Cina, un Paese che costruisce il futuro

di Elena Vultaggio

Si è conclusa da pochi giorni la visita istituzionale della delegazione PD in Cina, ospite del Partito comunista cinese. Un programma intenso ha scandito i 10 giorni trascorsi tra Pechino, Shangai e la provincia dello Shanxi, tre mete fondamentali per capire meglio l’evoluzione di questo Paese tra tradizione e modernità.

La visita ha avuto inizio dalla Pechino Imperiale, Grande Muraglia e Città Proibita, come a voler definire sin da subito la forte identità storica di questa grande civiltà. Colpisce la forte presenza militare attorno a Piazza Tian’anmen, il luogo delle rivolte, delle manifestazioni, delle repressioni, e questa tensione si respira ancora tutta, anche attraversando la strada e volgendo lo sguardo alla grande immagine di Mao Zedong, il cui nome mai sarà pronunciato nei 10 giorni di permanenza. Probabilmente ricordare una figura così controversa e diversamente giudicata non risulta essere conveniente in una fase importante come questa di apertura, sia politica che economica, all’Occidente.

Stride il confronto tra Pechino e Shangai, cupa e severa la prima, luminosa ed effervescente la seconda.

Shangai sembra illuminare il pianeta con i suoi maestosi grattacieli, città viva e dinamica, piena di turisti anche nei mesi invernali, rappresenta al meglio la modernità, l’eleganza e l’apertura ambita dall’intero Paese e qui realmente compiuta.  Suo il porto commerciale più grande al mondo, e  la Commercial Aircraft Corporation of China che ha realizzato nel 2015 il primo aereo passeggeri.

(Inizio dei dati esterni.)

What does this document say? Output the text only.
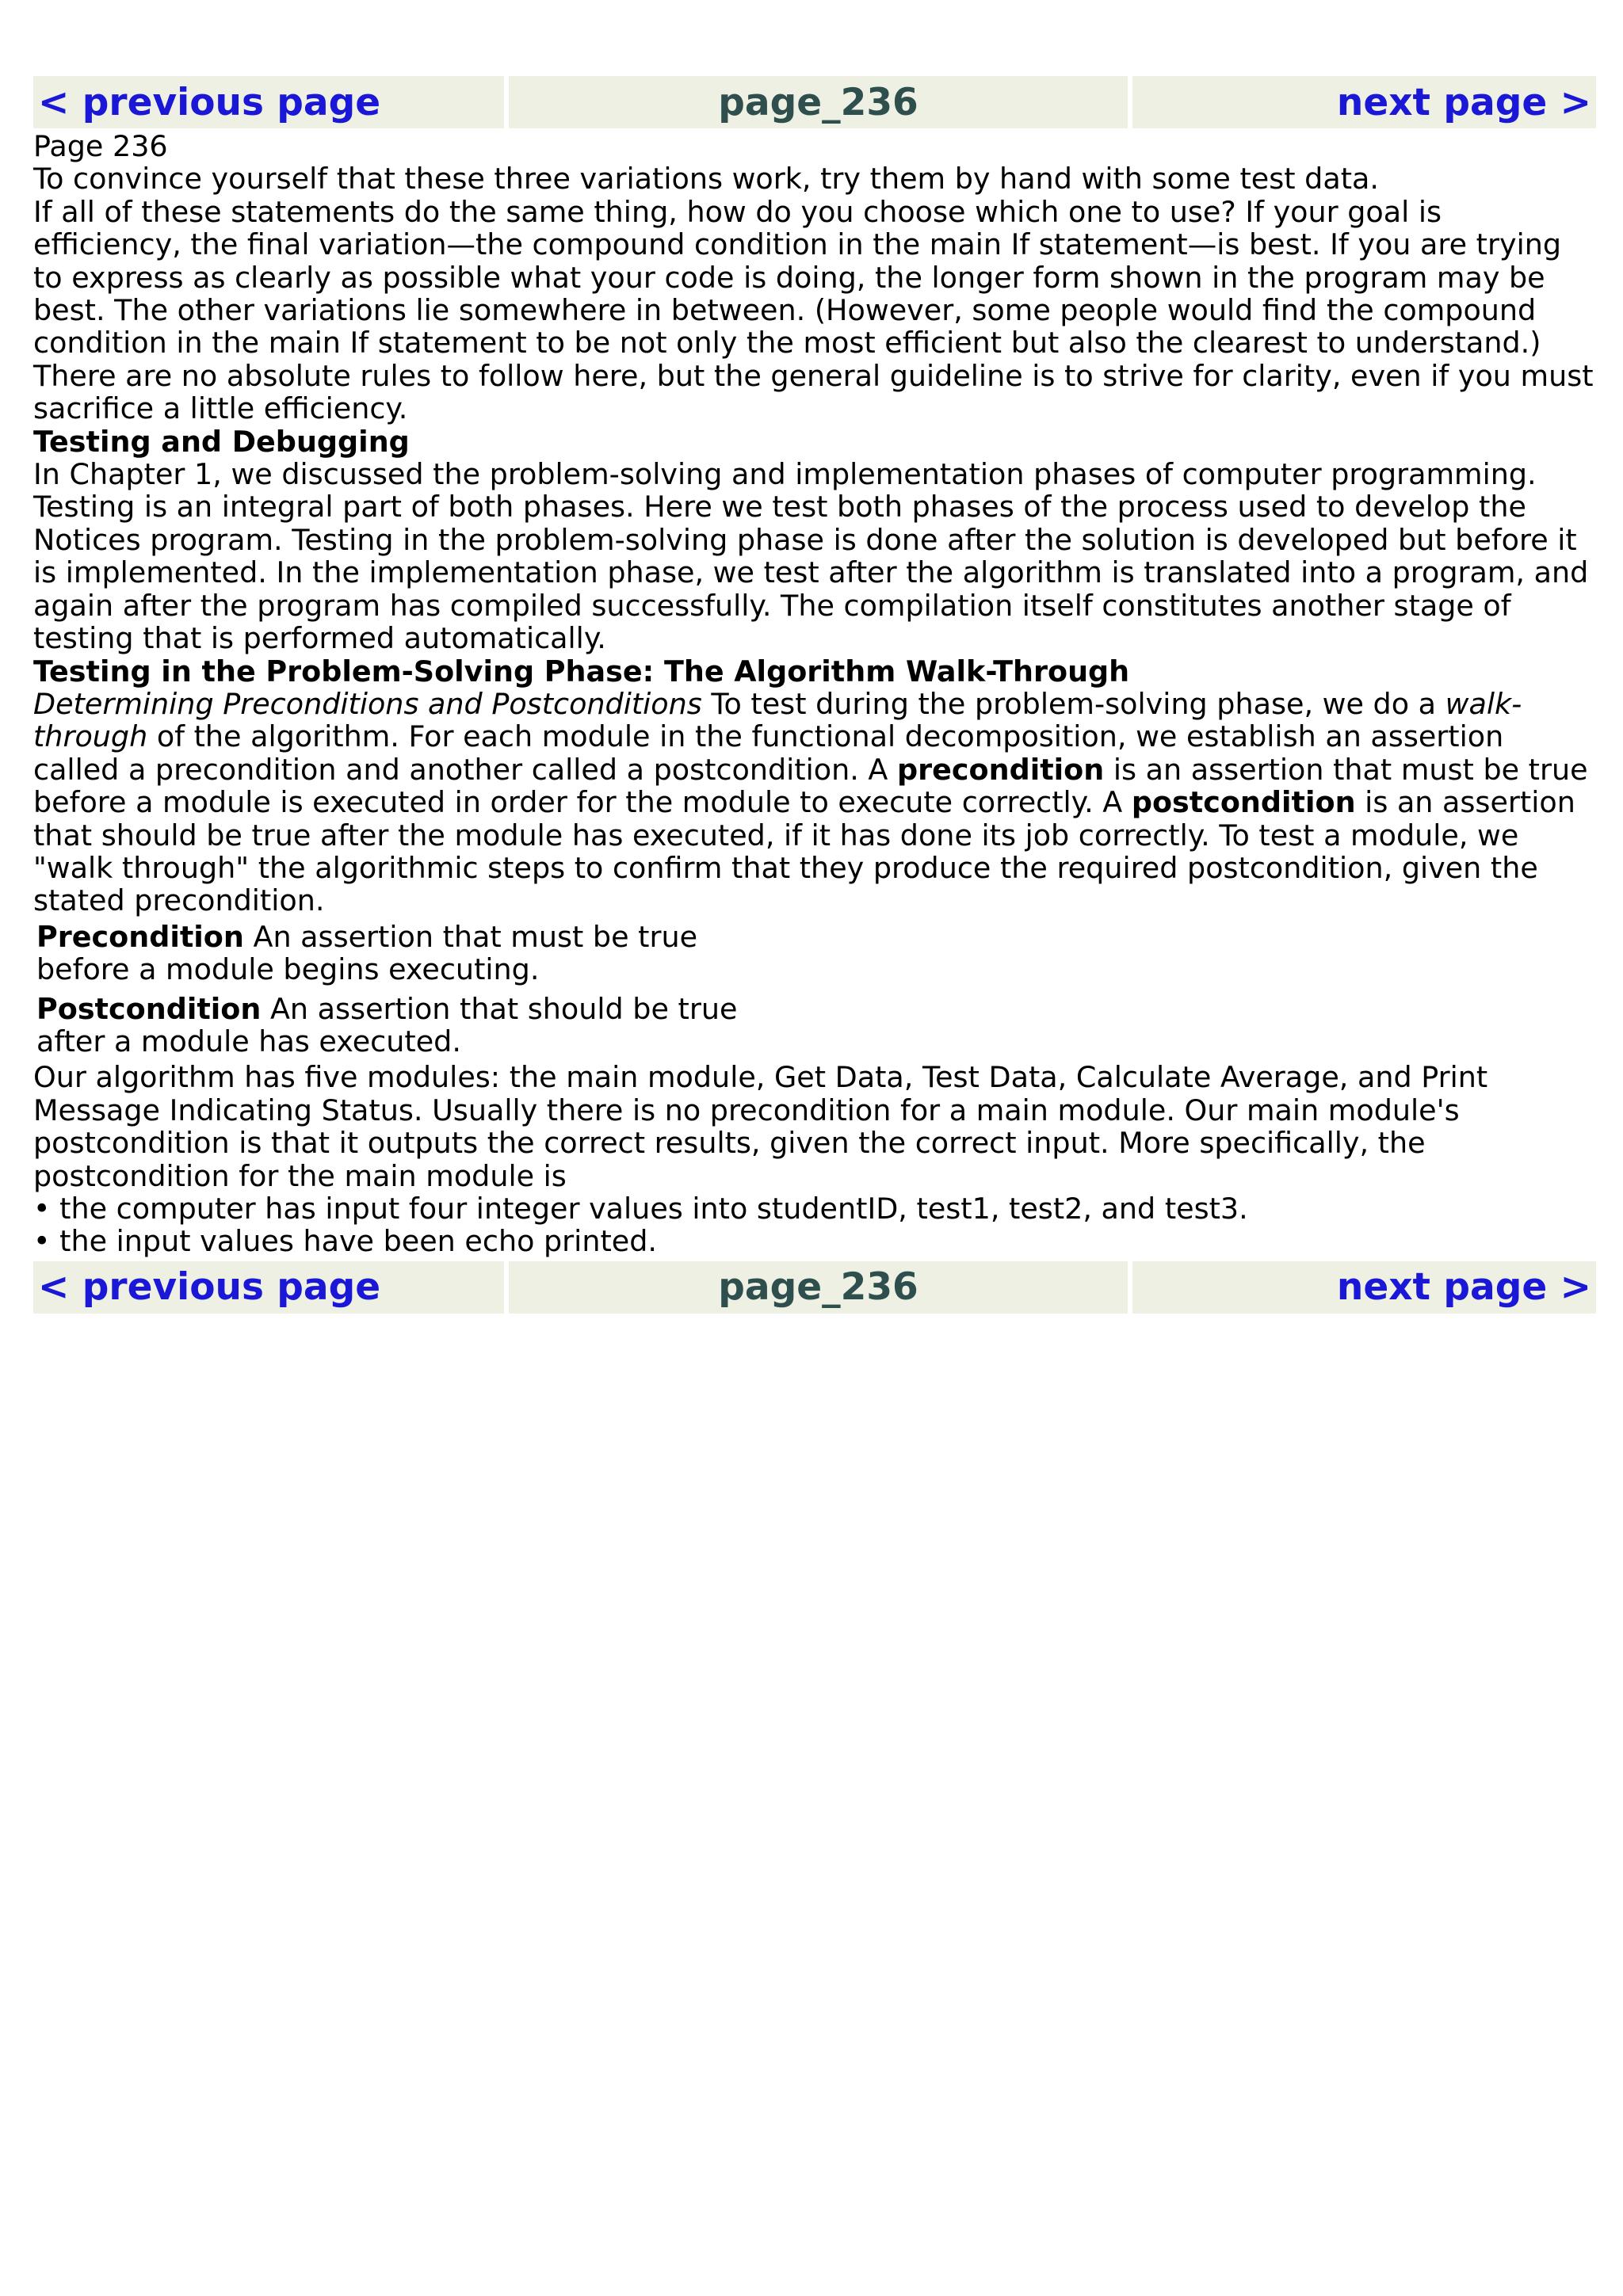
< previous page	page_236	next page >

Page 236

To convince yourself that these three variations work, try them by hand with some test data.

If all of these statements do the same thing, how do you choose which one to use? If your goal is efficiency, the final variation—the compound condition in the main If statement—is best. If you are trying to express as clearly as possible what your code is doing, the longer form shown in the program may be best. The other variations lie somewhere in between. (However, some people would find the compound condition in the main If statement to be not only the most efficient but also the clearest to understand.) There are no absolute rules to follow here, but the general guideline is to strive for clarity, even if you must sacrifice a little efficiency.

Testing and Debugging

In Chapter 1, we discussed the problem-solving and implementation phases of computer programming. Testing is an integral part of both phases. Here we test both phases of the process used to develop the Notices program. Testing in the problem-solving phase is done after the solution is developed but before it is implemented. In the implementation phase, we test after the algorithm is translated into a program, and again after the program has compiled successfully. The compilation itself constitutes another stage of testing that is performed automatically.

Testing in the Problem-Solving Phase: The Algorithm Walk-Through

Determining Preconditions and Postconditions To test during the problem-solving phase, we do a walk-through of the algorithm. For each module in the functional decomposition, we establish an assertion called a precondition and another called a postcondition. A precondition is an assertion that must be true before a module is executed in order for the module to execute correctly. A postcondition is an assertion that should be true after the module has executed, if it has done its job correctly. To test a module, we "walk through" the algorithmic steps to confirm that they produce the required postcondition, given the stated precondition.

Precondition An assertion that must be true before a module begins executing.
Postcondition An assertion that should be true after a module has executed.

Our algorithm has five modules: the main module, Get Data, Test Data, Calculate Average, and Print Message Indicating Status. Usually there is no precondition for a main module. Our main module's postcondition is that it outputs the correct results, given the correct input. More specifically, the postcondition for the main module is

• the computer has input four integer values into studentID, test1, test2, and test3.

• the input values have been echo printed.

< previous page	page_236	next page >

Ma è nella provincia dello Shanxi dove ho respirato l’essenza di un popolo che giudico, tra le sue contraddizioni, straordinario. Sono terre desolate, estreme, vicine alla Mongolia, ricche di storia, con le grotte Yungang di Datong, patrimonio UNESCO, e il tempio Hanging costruito su più livelli per adattarsi alla ripida parete rocciosa di una montagna, terre dove incontrare un europeo è molto raro ma dove l’accoglienza è stata tra le più calorose; negli occhi dei dirigenti del partito dello Shanxi traspare tutto l’orgoglio per la loro cultura e storia,  il rispetto per la propria terra, il desiderio di riscatto per l’intero popolo cinese.

Potrei facilmente elencare molte delle contraddizioni e delle differenze che ci separano, sarebbe semplice avanzare critiche su temi come i diritti civili, l’eco sostenibilità, la libertà di stampa, ma sarebbe riduttivo e a tratti superficiale voler paragonare due grandi civiltà, che sono cresciute nei millenni senza mai incontrarsi e senza mai subire l’una l’influenza dell’altra. È un modo di pensare il loro, che non hai mai subìto, a differenza nostra, l’influenza della filosofia greca, che non ha mai avuto stagioni come il Rinascimento o l’Illuminismo, e che li rende, per questo, una civiltà “alternativa” alla nostra. Conoscere la Cina, non necessariamente comprenderla, richiede uno sforzo in più, abbandonare le nostre costruzioni classiche di pensiero per poter capire le loro evitando distorsioni e rappresentazioni parziali.

E nonostante le secolari distanze, è apprezzabile quanto emerso dall’ultimo congresso del Partito Comunista cinese, durante il quale si è delineata una nuova strada da perseguire da qui al 2035 per rendere la Cina un paese “moderno, ricco, democratico e bello”. Quattro aggettivi in cui Xi Jinping riassume tutti quegli aspetti ancora irrisolti, controversi e che creano distanza e attrito con la nostra cultura, il nostro sistema di diritto e la nostra politica occidentale e che ha tutte le buone intenzioni di superare.

In un fase storica in cui diversi Paesi, considerati grandi democrazie occidentali, indietreggiano di fronte ai temi ambientali, dell’immigrazione, dell’integrazione, trovo un segnale di grande e vera apertura da parte del Presidente Xi assumersi la responsabilità di mettere in programma delle misure di medio e lungo periodo che riducano anche le nostre distanze culturali.

Confucio afferma:

Se pensi in termini di anni, pianta il riso.
Se pensi in termini di decenni, pianta alberi.
Se pensi in termini di centinaia di anni, insegna alla gente.

Ebbene, la Cina  ha attraversato le prime due fasi, nel periodo della ricostruzione con Mao Zedong e dello sviluppo con Deng Xiaoping, adesso ha la forza economica e politica di poter superare le proprie paure ed insegnare alla gente. E se c’è una cosa che ho imparato da questo viaggio è e che alla Cina non manca di certo la determinazione.